In this phase 2b study, LY3298176, a dual GIP and GLP-1 receptor agonist, led to a statistically significant and clinically meaningful dose-dependent improvement of glucose lowering and body weight reduction compared with dulaglutide and placebo
In their editorial article, Stumvoll and Tschöp  note that it is too early for any far-reaching clinical conclusion or recommendation based on the results of the study of Frias et al.. Several issues need to be addressed, for example whether LY3298176 is also superior to semaglutide, the most effective GLP-1 receptor agonist, which patients will benefit most from the dual agonist, and what will be the optimal dosing.
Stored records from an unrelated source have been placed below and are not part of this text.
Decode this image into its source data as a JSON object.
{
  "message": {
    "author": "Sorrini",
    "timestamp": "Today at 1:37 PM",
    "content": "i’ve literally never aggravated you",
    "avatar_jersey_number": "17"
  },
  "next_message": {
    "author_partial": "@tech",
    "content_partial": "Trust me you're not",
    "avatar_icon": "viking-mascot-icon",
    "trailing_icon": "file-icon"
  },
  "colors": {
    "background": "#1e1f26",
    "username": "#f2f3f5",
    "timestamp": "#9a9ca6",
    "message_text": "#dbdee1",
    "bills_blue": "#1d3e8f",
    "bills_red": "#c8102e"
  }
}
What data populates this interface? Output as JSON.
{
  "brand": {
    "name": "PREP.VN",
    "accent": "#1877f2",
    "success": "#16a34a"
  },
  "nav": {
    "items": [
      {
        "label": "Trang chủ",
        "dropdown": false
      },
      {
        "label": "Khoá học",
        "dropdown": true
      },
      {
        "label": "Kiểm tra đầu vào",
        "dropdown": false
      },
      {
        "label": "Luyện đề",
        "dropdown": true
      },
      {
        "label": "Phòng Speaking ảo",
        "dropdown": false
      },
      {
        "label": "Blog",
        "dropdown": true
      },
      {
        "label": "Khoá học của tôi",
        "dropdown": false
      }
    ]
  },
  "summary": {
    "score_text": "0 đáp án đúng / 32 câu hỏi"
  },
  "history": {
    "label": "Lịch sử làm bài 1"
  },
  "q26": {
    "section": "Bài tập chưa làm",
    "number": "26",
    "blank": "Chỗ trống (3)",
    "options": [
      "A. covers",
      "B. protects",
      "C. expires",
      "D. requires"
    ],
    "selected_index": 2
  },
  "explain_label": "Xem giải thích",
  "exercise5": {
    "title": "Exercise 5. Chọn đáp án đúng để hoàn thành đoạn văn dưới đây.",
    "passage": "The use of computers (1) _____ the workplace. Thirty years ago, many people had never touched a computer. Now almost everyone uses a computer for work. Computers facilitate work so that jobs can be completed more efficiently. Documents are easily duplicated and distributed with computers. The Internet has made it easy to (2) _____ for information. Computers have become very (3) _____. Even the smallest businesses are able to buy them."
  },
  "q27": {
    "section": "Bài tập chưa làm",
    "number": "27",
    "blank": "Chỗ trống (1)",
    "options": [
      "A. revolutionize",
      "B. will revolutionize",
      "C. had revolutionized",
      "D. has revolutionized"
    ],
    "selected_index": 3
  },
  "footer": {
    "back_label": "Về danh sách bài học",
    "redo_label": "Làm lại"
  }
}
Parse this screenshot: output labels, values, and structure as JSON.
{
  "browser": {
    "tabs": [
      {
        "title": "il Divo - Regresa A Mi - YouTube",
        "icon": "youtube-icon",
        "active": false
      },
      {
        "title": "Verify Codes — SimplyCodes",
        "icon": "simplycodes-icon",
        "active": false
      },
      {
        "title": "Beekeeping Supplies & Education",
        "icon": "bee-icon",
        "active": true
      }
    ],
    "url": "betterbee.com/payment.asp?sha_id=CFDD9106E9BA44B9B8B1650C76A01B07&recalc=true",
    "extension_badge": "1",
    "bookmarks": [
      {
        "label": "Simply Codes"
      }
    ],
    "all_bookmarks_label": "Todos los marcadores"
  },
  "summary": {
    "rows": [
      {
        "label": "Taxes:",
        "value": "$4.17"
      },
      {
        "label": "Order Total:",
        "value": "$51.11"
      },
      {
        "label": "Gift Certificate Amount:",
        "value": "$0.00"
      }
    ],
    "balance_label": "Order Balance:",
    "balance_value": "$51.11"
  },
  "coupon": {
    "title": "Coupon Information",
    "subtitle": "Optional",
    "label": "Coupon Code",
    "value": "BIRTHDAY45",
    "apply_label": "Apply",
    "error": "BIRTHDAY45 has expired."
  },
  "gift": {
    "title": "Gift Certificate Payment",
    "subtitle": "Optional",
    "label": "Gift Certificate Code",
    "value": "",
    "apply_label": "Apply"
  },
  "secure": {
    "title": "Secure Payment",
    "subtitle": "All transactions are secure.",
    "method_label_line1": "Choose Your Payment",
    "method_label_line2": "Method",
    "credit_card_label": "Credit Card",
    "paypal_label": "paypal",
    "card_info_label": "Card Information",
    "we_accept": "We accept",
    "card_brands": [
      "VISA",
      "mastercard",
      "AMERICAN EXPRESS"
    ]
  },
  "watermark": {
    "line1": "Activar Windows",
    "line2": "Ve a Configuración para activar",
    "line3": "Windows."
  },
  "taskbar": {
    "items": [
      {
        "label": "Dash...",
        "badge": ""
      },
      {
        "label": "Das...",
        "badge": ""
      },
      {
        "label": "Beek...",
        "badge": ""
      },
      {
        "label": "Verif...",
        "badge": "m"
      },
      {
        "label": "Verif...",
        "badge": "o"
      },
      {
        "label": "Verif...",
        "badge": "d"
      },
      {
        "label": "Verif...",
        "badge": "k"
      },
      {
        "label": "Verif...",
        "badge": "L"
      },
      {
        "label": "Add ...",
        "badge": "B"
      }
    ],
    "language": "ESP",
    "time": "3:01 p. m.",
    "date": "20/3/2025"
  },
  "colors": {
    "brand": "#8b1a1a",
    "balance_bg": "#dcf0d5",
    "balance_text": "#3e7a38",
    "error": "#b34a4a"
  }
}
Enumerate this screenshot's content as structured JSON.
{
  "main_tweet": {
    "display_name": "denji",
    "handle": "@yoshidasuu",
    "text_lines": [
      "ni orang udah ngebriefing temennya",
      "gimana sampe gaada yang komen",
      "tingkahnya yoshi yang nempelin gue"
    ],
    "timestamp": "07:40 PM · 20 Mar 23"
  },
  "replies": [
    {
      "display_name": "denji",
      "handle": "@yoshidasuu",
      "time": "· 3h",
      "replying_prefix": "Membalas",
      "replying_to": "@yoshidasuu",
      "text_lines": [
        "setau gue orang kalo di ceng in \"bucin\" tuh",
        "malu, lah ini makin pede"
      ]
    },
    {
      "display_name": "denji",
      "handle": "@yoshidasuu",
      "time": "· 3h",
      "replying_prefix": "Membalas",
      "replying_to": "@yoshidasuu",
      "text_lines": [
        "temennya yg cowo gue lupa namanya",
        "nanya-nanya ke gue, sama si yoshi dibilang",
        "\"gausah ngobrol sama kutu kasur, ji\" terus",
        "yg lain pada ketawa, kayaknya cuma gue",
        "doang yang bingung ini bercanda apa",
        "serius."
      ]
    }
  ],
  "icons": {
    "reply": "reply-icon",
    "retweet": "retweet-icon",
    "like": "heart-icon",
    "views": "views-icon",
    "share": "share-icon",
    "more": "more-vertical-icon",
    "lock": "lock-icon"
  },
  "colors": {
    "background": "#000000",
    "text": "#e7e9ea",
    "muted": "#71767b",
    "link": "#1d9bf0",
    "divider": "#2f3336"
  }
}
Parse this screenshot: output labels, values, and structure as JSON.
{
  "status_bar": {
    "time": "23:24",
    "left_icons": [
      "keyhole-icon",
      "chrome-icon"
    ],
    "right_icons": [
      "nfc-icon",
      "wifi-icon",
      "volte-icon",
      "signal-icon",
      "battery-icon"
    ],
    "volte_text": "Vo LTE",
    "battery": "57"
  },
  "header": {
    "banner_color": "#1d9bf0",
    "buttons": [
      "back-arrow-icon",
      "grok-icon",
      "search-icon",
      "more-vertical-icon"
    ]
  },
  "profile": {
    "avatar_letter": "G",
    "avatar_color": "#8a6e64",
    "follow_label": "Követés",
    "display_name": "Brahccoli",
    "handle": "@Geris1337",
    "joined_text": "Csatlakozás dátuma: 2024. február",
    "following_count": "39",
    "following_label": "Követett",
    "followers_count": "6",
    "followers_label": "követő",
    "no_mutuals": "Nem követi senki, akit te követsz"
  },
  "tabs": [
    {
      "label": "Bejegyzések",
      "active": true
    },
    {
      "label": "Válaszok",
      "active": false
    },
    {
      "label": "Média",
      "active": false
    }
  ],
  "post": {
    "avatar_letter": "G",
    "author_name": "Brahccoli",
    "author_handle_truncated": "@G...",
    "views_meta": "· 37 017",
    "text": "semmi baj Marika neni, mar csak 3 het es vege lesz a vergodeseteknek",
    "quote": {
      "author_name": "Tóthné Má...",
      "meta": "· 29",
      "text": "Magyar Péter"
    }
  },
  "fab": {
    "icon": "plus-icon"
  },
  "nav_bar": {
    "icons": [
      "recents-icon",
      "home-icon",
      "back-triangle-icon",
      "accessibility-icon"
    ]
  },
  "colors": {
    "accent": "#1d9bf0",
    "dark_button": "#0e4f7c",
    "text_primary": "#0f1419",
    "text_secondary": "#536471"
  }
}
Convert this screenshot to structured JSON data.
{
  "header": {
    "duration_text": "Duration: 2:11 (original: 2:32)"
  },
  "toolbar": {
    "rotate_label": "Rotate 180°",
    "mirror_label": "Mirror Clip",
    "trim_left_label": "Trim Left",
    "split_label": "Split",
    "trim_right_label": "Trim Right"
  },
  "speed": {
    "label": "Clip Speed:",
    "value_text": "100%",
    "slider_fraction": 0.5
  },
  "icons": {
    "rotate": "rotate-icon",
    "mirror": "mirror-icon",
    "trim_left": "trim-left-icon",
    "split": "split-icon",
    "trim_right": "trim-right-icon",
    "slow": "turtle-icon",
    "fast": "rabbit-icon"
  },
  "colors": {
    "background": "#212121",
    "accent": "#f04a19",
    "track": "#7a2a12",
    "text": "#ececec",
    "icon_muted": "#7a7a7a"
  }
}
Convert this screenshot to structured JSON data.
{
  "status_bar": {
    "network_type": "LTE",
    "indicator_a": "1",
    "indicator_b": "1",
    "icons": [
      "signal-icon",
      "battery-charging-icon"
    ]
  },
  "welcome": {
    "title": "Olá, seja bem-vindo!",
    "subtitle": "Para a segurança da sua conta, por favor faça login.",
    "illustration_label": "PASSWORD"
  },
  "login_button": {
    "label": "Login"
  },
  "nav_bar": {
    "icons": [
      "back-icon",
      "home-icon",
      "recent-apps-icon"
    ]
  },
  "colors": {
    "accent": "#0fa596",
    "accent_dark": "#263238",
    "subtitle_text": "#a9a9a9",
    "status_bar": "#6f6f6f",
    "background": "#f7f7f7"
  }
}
As the field moves toward a future of metabolic precision medicine, future decision-making processes might include identifying the best incretin-based therapy for any individual patient from a choice of single molecule combination therapeutics. Better understanding of respective mechanisms of action and reliable predictive markers will be of considerable value to appropriately personalize such therapeutic choices. The authors conclude: ‘The joint interpretation of encouraging results from pharmacologically optimized GLP-1 monoagonism and these new observations indicating superior benefits of a twincretin approach suggest that these treatment approaches could contribute to efforts to reduce the rising prevalence of obesity and type 2 diabetes.’